The Pain of Beloved.

www.akindoflibrary.blogspot.com

"Anything dead coming back to life hurts," (42).

"Can't nothing heal without pain, you know," (92).

These quotes stayed with me throughout reading Beloved by Toni Morrison because at its core, it is a book about existential hurt, impossible choices and living with their ghosts and yet, it is about moving forward--and the story itself feels like a way to let the hauntings go.

I finished the book weeks ago and am still  thinking about what a powerful, important, disturbing read it was.  The plot centers around a former slave named Sethe who escapes to Cincinnati where her children are already living, giving birth to her fourth child along the way.  Less than a year after her and her childrens' escape , she is in the backyard of the house she shares with her mother in law and sees a man from the plantation where she spent her life ready to call upon the Fugitive Slave Act.  Sethe chooses to gather her four children and attempts to kill them, rather than allowing them to be brought back into slavery.  Three of the four are spared.  The bulk of the story is set over a decade later when her house is haunted by the child's ghost.  Two people arrive: Paul D, a man who was also a slave on the plantation with Sethe, with whom she begins a relationship.  For a time, he is able to scare the ghost away, but then a girl arrives who Sethe and her daughter Denver believe to be the incarnated ghost, which completely rocks and changes Sethe, forcing her to face her past decisions. The book is about the spiral of Sethe wrestling with her demons and the definition of love, of finding and losing herself.

As a reader, I couldn't discern if the ghost-girl was literal or figurative--and at different moments I think could be either.  So I've been thinking about the questions Beloved poses in terms of healing: on both a personal and corporate level.  It is much too heavy of a story to simply say that it ends with hope--it is a beautiful mess of a narrative that left me a wreck while reading it.

Sethe's turmoil through Morrison's writing feels weighty enough to be corporate.  It is not just her story, it is the story of the psychological effects of slavery.  On this level, I felt as though I had no place to judge Sethe for her choices--and how she chose to define the love she had for her children.  Sethe writhes with her choice and it is impossible as a reader not to do so right along with her.  It feels an impossible situation, where I can't decide if the healing of an entire nation after such an abomination on humanity or the healing of a single heart engulfed it it feels more difficult.

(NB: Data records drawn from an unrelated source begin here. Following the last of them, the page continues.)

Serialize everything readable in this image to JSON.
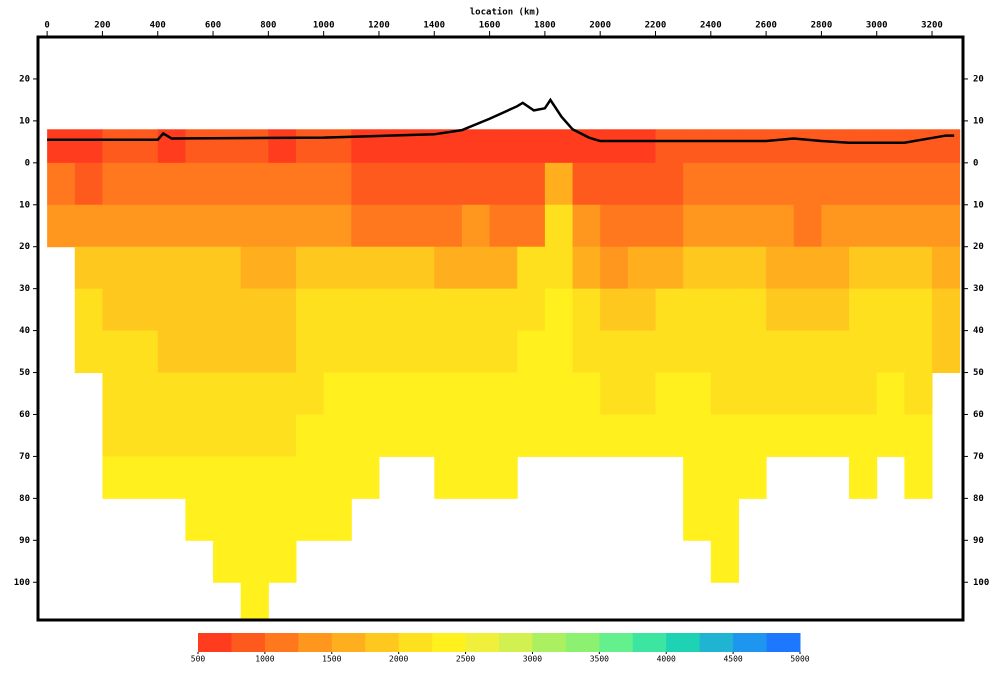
{
  "chart_data": {
    "type": "heatmap",
    "xlabel": "location (km)",
    "xlim": [
      -33,
      3312
    ],
    "ylim": [
      -30,
      109
    ],
    "xticks": [
      0,
      200,
      400,
      600,
      800,
      1000,
      1200,
      1400,
      1600,
      1800,
      2000,
      2200,
      2400,
      2600,
      2800,
      3000,
      3200
    ],
    "yticks": [
      {
        "value": -20,
        "label": "20"
      },
      {
        "value": -10,
        "label": "10"
      },
      0,
      10,
      20,
      30,
      40,
      50,
      60,
      70,
      80,
      90,
      100
    ],
    "x_bins": [
      0,
      100,
      200,
      300,
      400,
      500,
      600,
      700,
      800,
      900,
      1000,
      1100,
      1200,
      1300,
      1400,
      1500,
      1600,
      1700,
      1800,
      1900,
      2000,
      2100,
      2200,
      2300,
      2400,
      2500,
      2600,
      2700,
      2800,
      2900,
      3000,
      3100,
      3200,
      3300
    ],
    "y_bins": [
      -8,
      0,
      10,
      20,
      30,
      40,
      50,
      60,
      70,
      80,
      90,
      100,
      110
    ],
    "values": [
      [
        700,
        700,
        800,
        800,
        700,
        800,
        800,
        800,
        700,
        800,
        800,
        700,
        700,
        700,
        700,
        600,
        600,
        600,
        600,
        700,
        700,
        700,
        800,
        800,
        800,
        800,
        800,
        800,
        800,
        800,
        800,
        800,
        800
      ],
      [
        1100,
        900,
        1100,
        1100,
        1100,
        1200,
        1100,
        1000,
        1100,
        1100,
        1000,
        900,
        900,
        800,
        800,
        900,
        900,
        800,
        1600,
        900,
        800,
        800,
        900,
        1000,
        1100,
        1100,
        1100,
        1000,
        1000,
        1100,
        1100,
        1000,
        1000
      ],
      [
        1300,
        1300,
        1300,
        1400,
        1300,
        1400,
        1300,
        1300,
        1400,
        1400,
        1300,
        1200,
        1100,
        1100,
        1200,
        1300,
        1200,
        1100,
        2100,
        1300,
        1000,
        1100,
        1200,
        1300,
        1400,
        1300,
        1300,
        1200,
        1300,
        1300,
        1400,
        1300,
        1300
      ],
      [
        null,
        1900,
        1800,
        1800,
        1800,
        1800,
        1800,
        1700,
        1700,
        1800,
        1900,
        1900,
        1800,
        1800,
        1700,
        1700,
        1600,
        2000,
        2200,
        1500,
        1400,
        1500,
        1700,
        1800,
        1900,
        1800,
        1700,
        1600,
        1700,
        1800,
        1900,
        1800,
        1500
      ],
      [
        null,
        2100,
        1900,
        1800,
        1800,
        1800,
        1800,
        1800,
        1800,
        2000,
        2100,
        2100,
        2000,
        2000,
        2000,
        2100,
        2100,
        2200,
        2300,
        2000,
        1800,
        1900,
        2100,
        2100,
        2100,
        2000,
        1900,
        1800,
        1800,
        2000,
        2100,
        2000,
        1800
      ],
      [
        null,
        2100,
        2100,
        2000,
        1900,
        1900,
        1900,
        1800,
        1900,
        2100,
        2200,
        2200,
        2200,
        2200,
        2200,
        2200,
        2200,
        2300,
        2300,
        2200,
        2100,
        2100,
        2200,
        2200,
        2200,
        2200,
        2100,
        2100,
        2100,
        2200,
        2200,
        2100,
        1900
      ],
      [
        null,
        null,
        2200,
        2200,
        2100,
        2000,
        2100,
        2000,
        2100,
        2200,
        2300,
        2300,
        2300,
        2300,
        2300,
        2300,
        2300,
        2300,
        2300,
        2300,
        2200,
        2200,
        2300,
        2300,
        2200,
        2200,
        2200,
        2200,
        2200,
        2200,
        2300,
        2200,
        null
      ],
      [
        null,
        null,
        2200,
        2200,
        2200,
        2100,
        2200,
        2200,
        2200,
        2300,
        2300,
        2300,
        2300,
        2300,
        2300,
        2300,
        2300,
        2300,
        2300,
        2300,
        2300,
        2300,
        2300,
        2300,
        2300,
        2300,
        2300,
        2300,
        2300,
        2300,
        2300,
        2300,
        null
      ],
      [
        null,
        null,
        2300,
        2300,
        2300,
        2300,
        2300,
        2300,
        2300,
        2300,
        2300,
        2300,
        null,
        null,
        2300,
        2300,
        2300,
        null,
        null,
        null,
        null,
        null,
        null,
        2300,
        2300,
        2300,
        null,
        null,
        null,
        2300,
        null,
        2300,
        null
      ],
      [
        null,
        null,
        null,
        null,
        null,
        2400,
        2400,
        2400,
        2400,
        2400,
        2400,
        null,
        null,
        null,
        null,
        null,
        null,
        null,
        null,
        null,
        null,
        null,
        null,
        2400,
        2400,
        null,
        null,
        null,
        null,
        null,
        null,
        null,
        null
      ],
      [
        null,
        null,
        null,
        null,
        null,
        null,
        2400,
        2400,
        2400,
        null,
        null,
        null,
        null,
        null,
        null,
        null,
        null,
        null,
        null,
        null,
        null,
        null,
        null,
        null,
        2400,
        null,
        null,
        null,
        null,
        null,
        null,
        null,
        null
      ],
      [
        null,
        null,
        null,
        null,
        null,
        null,
        null,
        2400,
        null,
        null,
        null,
        null,
        null,
        null,
        null,
        null,
        null,
        null,
        null,
        null,
        null,
        null,
        null,
        null,
        null,
        null,
        null,
        null,
        null,
        null,
        null,
        null,
        null
      ]
    ],
    "series": [
      {
        "color": "#000000",
        "x": [
          0,
          400,
          420,
          450,
          1000,
          1400,
          1500,
          1600,
          1700,
          1720,
          1760,
          1800,
          1820,
          1860,
          1900,
          1960,
          2000,
          2600,
          2700,
          2800,
          2900,
          3100,
          3250,
          3280
        ],
        "values": [
          -5.5,
          -5.5,
          -7,
          -5.8,
          -6,
          -6.8,
          -7.8,
          -10.5,
          -13.5,
          -14.3,
          -12.5,
          -13,
          -15,
          -11,
          -8,
          -6,
          -5.2,
          -5.2,
          -5.8,
          -5.2,
          -4.8,
          -4.8,
          -6.5,
          -6.5
        ]
      }
    ],
    "colorbar": {
      "levels": [
        500,
        750,
        1000,
        1250,
        1500,
        1750,
        2000,
        2250,
        2500,
        2750,
        3000,
        3250,
        3500,
        3750,
        4000,
        4250,
        4500,
        4750,
        5000
      ],
      "colors": [
        "#ff3c1e",
        "#ff5a1e",
        "#ff781e",
        "#ff961e",
        "#ffaf1e",
        "#ffc81e",
        "#ffe01e",
        "#fff01e",
        "#f0f03c",
        "#d2f050",
        "#aaf060",
        "#8cf070",
        "#64f08c",
        "#3ce6a0",
        "#1ed2b4",
        "#1eb4d2",
        "#1e96f0",
        "#1e78ff"
      ],
      "ticks": [
        500,
        1000,
        1500,
        2000,
        2500,
        3000,
        3500,
        4000,
        4500,
        5000
      ]
    }
  }
}
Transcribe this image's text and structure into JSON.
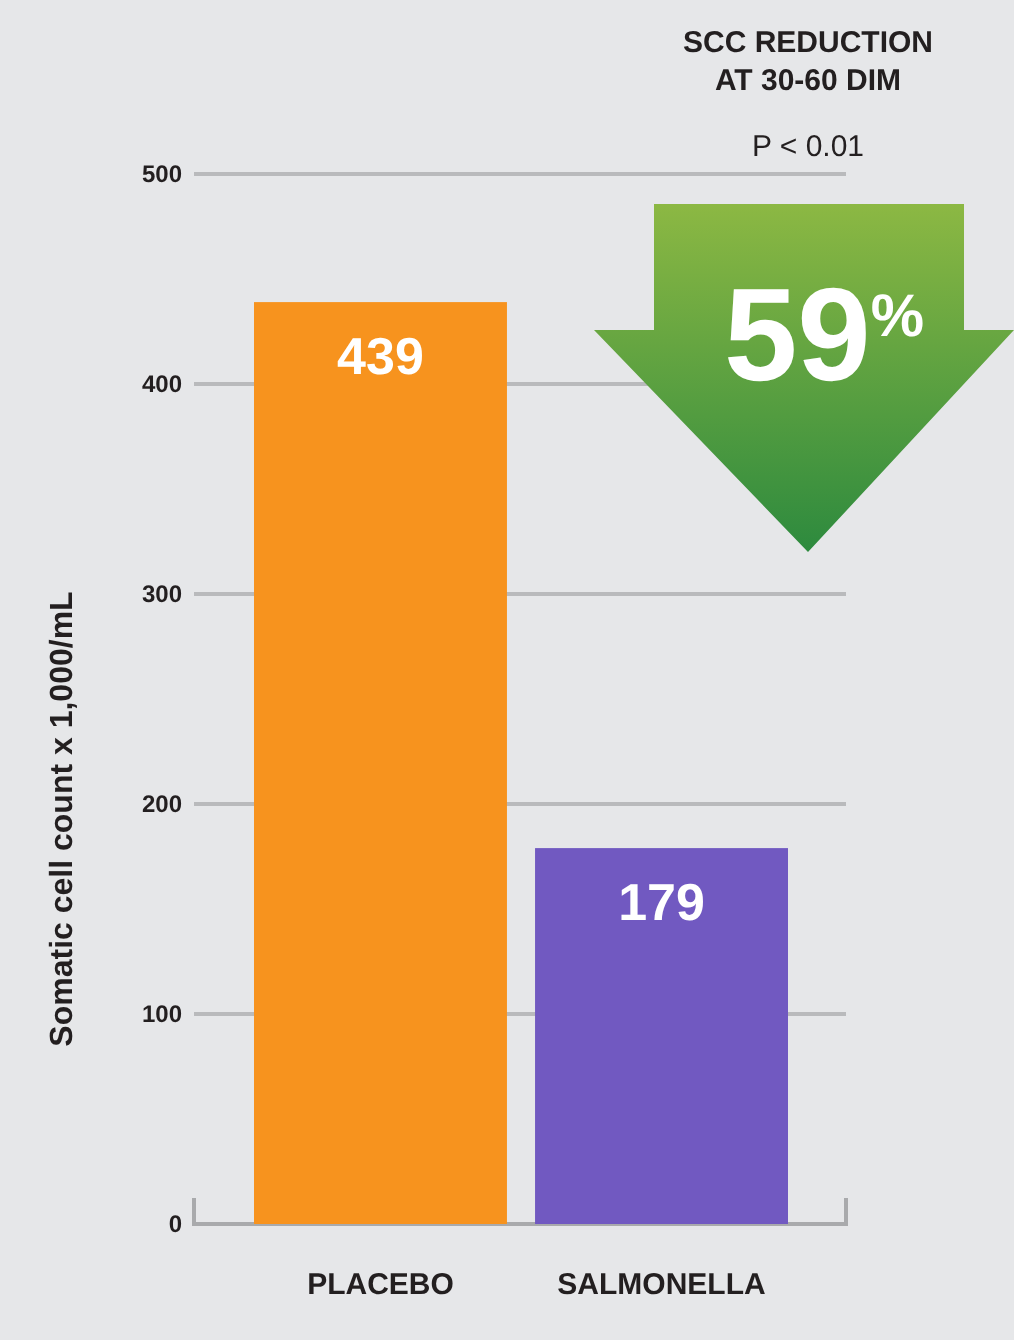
{
  "chart_data": {
    "type": "bar",
    "ylabel": "Somatic cell count x 1,000/mL",
    "categories": [
      "PLACEBO",
      "SALMONELLA"
    ],
    "values": [
      439,
      179
    ],
    "colors": [
      "#f7931e",
      "#7159c1"
    ],
    "data_labels": true,
    "ylim": [
      0,
      500
    ],
    "yticks": [
      0,
      100,
      200,
      300,
      400,
      500
    ],
    "grid": "y",
    "annotations": [
      "SCC REDUCTION AT 30-60 DIM",
      "P < 0.01",
      "59%"
    ]
  }
}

This is when I come back to the quotes I cited at the beginning, that came in the first third of the story and were spoken to Paul D, but shaped what I began to see as the purpose of the whole book: that Sethe had to wrestle with the pain and had to feel it deeply.  There was no way to move forward without it.  Paul D says to Sethe toward at the end, when Sethe is still is the ashes of her life: "me and you, we got more yesterday than anybody.  We need some kind of tomorrow."  This seems so simple and almost trite, but only out of context.  The poetry and pain of this story--individual pain of the characters and the pain of looking at our history of a nation-- echo for anyone who has felt the complicated brokenness of tragedy and the reluctance to even try to heal. What Morrison leaves the reader with is the idea that there is still life.  There is still life.